DIY waterproof battery bag for kayak fishing

Until recently, I have always used waterproof boxes to hold my 12 volt batteries for kayak fishing. They were okay, but a lot of work, and tailored specifically to the size of the battery and to the space that they needed to fit into on the kayak.

I wanted something a bit more versatile; so last year I experimented with making a waterproof battery bag. After a few trail runs and some modifications, I managed to create something which was waterproof, portable, could be used for batteries of different sizes and was versatile enough to be fitted into nearly every kayak.

I have been using the battery bag for a year now, and lots of people keep asking me about how I made it, so I thought I would write up the instructions…

What you will need…


4 x 12mm M4 stainless bolts

4 x M4 stainless washers (small)

4 x M4 stainless nuts

4 x M4 stainless penny washers

Thick 12v electrical cable

12v sealed battery

3A blade fuse

Splash proof blade fuse holder

Index marine waterproof 12v socket and plug

Tough waterproof dry bag (ideally with a valve to expell the air)

2 x 12v battery connector clips

The dry bag I used, had a valve on it – this is really useful; when you close the bag and roll it up, you can use the valve to release the air inside and reduce the sixe of the bag.

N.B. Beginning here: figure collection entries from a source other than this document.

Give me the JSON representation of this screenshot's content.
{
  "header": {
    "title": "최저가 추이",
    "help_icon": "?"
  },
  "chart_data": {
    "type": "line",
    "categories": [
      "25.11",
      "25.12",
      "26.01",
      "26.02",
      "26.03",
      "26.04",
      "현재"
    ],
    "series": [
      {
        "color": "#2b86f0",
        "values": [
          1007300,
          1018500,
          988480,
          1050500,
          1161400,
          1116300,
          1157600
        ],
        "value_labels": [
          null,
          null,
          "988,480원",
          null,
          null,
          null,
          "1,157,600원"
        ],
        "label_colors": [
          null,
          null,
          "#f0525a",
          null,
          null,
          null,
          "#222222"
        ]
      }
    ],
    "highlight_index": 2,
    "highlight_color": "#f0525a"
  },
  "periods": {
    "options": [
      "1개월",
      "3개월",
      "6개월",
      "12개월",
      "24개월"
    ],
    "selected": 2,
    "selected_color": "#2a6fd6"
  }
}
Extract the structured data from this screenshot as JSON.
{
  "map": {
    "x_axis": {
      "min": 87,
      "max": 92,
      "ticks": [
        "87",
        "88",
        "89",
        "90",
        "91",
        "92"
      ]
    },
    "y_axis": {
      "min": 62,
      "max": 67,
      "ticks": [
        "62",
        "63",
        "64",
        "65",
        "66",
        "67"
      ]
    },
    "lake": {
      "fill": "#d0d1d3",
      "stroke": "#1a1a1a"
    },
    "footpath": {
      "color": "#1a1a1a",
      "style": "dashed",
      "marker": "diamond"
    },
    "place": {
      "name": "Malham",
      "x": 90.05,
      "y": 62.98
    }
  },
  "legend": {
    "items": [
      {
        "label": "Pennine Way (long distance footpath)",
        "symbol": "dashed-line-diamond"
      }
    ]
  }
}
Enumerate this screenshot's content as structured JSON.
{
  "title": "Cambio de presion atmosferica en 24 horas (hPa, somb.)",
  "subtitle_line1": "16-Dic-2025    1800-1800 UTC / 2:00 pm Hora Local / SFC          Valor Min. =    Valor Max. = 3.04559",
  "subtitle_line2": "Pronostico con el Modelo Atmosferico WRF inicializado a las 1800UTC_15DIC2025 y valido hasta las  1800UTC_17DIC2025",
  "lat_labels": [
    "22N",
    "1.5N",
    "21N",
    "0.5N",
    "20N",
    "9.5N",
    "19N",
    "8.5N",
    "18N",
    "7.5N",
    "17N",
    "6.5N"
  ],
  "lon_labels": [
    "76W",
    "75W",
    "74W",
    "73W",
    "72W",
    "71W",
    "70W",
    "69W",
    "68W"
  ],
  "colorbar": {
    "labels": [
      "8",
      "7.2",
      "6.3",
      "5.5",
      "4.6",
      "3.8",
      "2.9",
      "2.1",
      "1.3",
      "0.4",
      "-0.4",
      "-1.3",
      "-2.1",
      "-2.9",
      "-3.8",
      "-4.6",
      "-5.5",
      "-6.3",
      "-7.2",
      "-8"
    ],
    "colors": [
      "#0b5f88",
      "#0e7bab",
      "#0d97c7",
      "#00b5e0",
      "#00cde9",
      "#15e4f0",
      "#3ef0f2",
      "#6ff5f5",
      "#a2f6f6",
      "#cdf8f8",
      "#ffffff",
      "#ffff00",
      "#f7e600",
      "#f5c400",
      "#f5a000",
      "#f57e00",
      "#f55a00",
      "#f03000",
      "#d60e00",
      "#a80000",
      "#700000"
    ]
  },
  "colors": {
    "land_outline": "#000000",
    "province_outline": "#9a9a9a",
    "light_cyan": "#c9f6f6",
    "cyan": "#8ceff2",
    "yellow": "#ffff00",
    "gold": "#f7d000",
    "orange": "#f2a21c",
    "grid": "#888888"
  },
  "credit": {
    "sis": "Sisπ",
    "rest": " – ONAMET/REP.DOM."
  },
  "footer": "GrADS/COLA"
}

Take the 12v waterproof socket (2 pin), and hold it up against the dry bag. Use a marker pen to draw around the outline of the socket and mark the holes.


Take the needle and heat it up with a cigarette lighter (be careful not to burn your fingers – the needle gets hot !!!!). Use the heated needle to make a small hole in each of the corners, to thread the bolts through (this technique makes small neat holes, and does not create rips in the dry bag material).

Using a pair of sharp scissors, cut a hole for the electrical cable to go through. The bag should look like this…


Push the 12v socket through the cable hole and turn the bag inside out. Thread the bolts and penny washers through the bag and out through the socket on the other side of the bag…


Turn the bag the right way around and add the small washers and nuts to the outside of the waterproof socket…


Turn the bag inside out once more, and connect the electrical wires up to the connectors on the back of the socket (I used different coloured wires for + and – to help me out. Red +ve, black -ve).

Wire in the 12v blade fuse on the positive wire, and add battery connectors to the end of both the +ve and –ve wires.


Don’t make the wires too short; its always better to have a bit of play in them, as the battery will move around inside the bag.

I also tape a spare blade fuse to the wires, in case the fitted one blows.

That is the bag sorted. The battery can be charged and placed inside and your electrics can connect to it using the waterproof plug…


Now all you need to do is connect up your fish finder/GPS/bilge pump/nav light or other electrical gizmos, using the waterproof plug. I connected my waterproof 12v plug directly to the fish finder 12v cable…


The waterproof plug uses a gland to make the connection waterproof. This then plugs into the waterproof socket on the bag. I tested it out before installing on the kayak, just to make sure everything was working ok…


Both the socket and the plugs come with a cap which screws on when not in use to stop the pins rusting when they are lying in the hull of the kayak.

Its a great solution for kayak fishing; its waterproof, more versatile than a battery box, and easy to make.